On Friday, the Supreme Court of Canada released the most significant and powerful judgment from a Commonwealth country since September 11, 2001. The rippling effects of these pronouncements by our highest Court will be felt worldwide and is perhaps indicative of a changing zeitgeist: one of disillusionment and dismay with the "War on Terror"; one that is quickly experiencing a renaissance of freedom, liberty, and democracy; one where we have hopefully come to appreciate something that one of the founders of democracy once wrote:
"Those that would give up essential liberty in pursuit of a little temporary security deserve neither liberty nor security." - Benjamin Franklin
An excerpt from the judgement reads:
One of the most fundamental responsibilities of a government is to ensure the security of its citizens. This may require it to act on information that it cannot disclose and to detain people who threaten national security. Yet in a constitutional democracy, governments must act accountably and in conformity with the Constitution and the rights and liberties it guarantees. These two propositions describe a tension that lies at the heart of modern democratic governance.
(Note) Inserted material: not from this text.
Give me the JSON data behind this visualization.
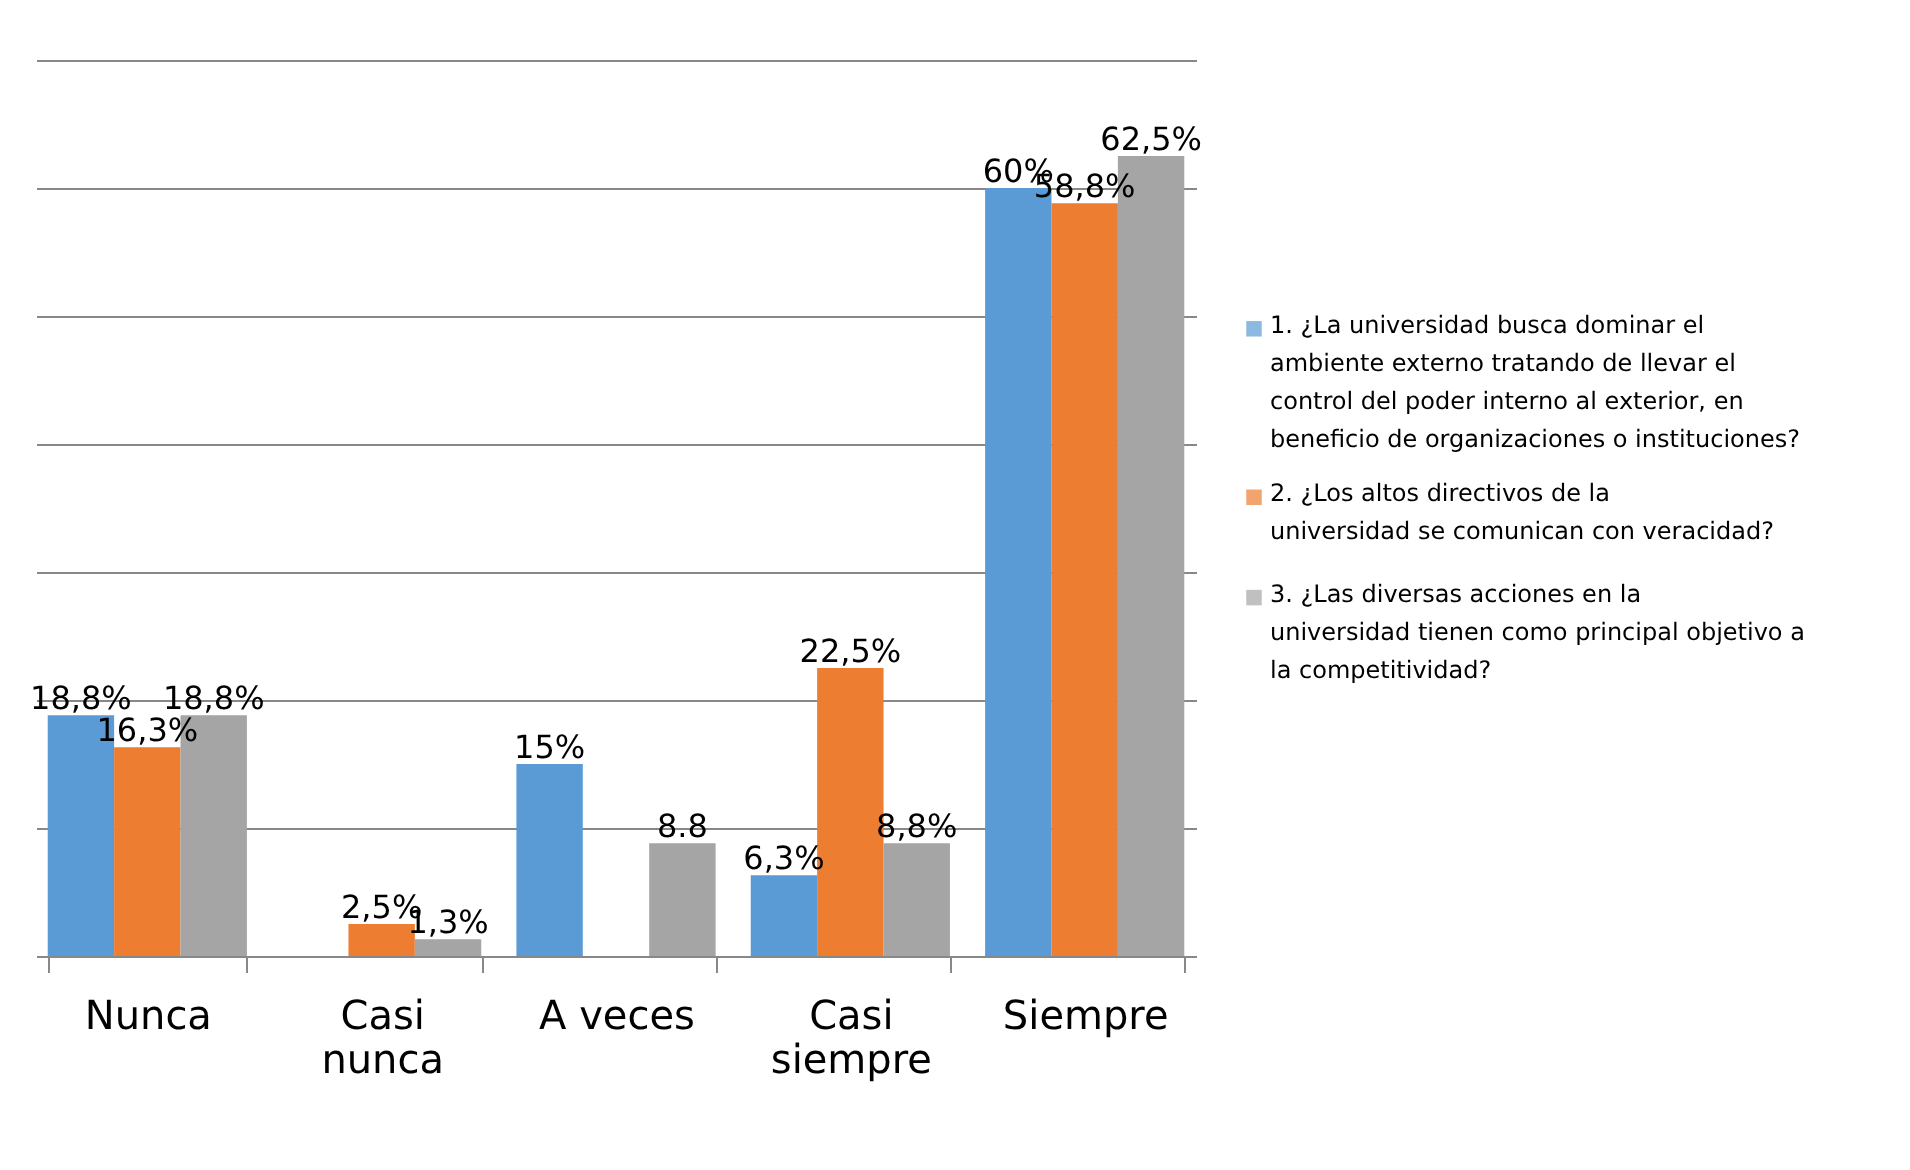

It is a tension that must be resolved in a way that respects the imperatives both of security and of accountable constitutional governance.
[...]
The realities that confront modern governments faced with the challenge of terrorism are stark. In the interest of security, it may be necessary to detain persons deemed to pose a threat. At the same time, security concerns may preclude disclosure of the evidence on which the detention is based. But these tensions are not new. As we shall see, Canada has already devised processes that go further in preserving s. 7 rights while protecting sensitive information; until recently, one of these solutions was applicable in the security certificate context. Nor are these tensions unique to Canada: in the specific context of anti-terrorism legislation, the United Kingdom uses special counsel to provide a measure of protection to the detained person’s interests, while preserving the confidentiality of information that must be kept secret. These alternatives suggest that the IRPA regime, which places on the judge the entire burden of protecting the person’s interest, does not minimally impair the rights of non-citizens, and hence cannot be saved under s. 1 of the Charter.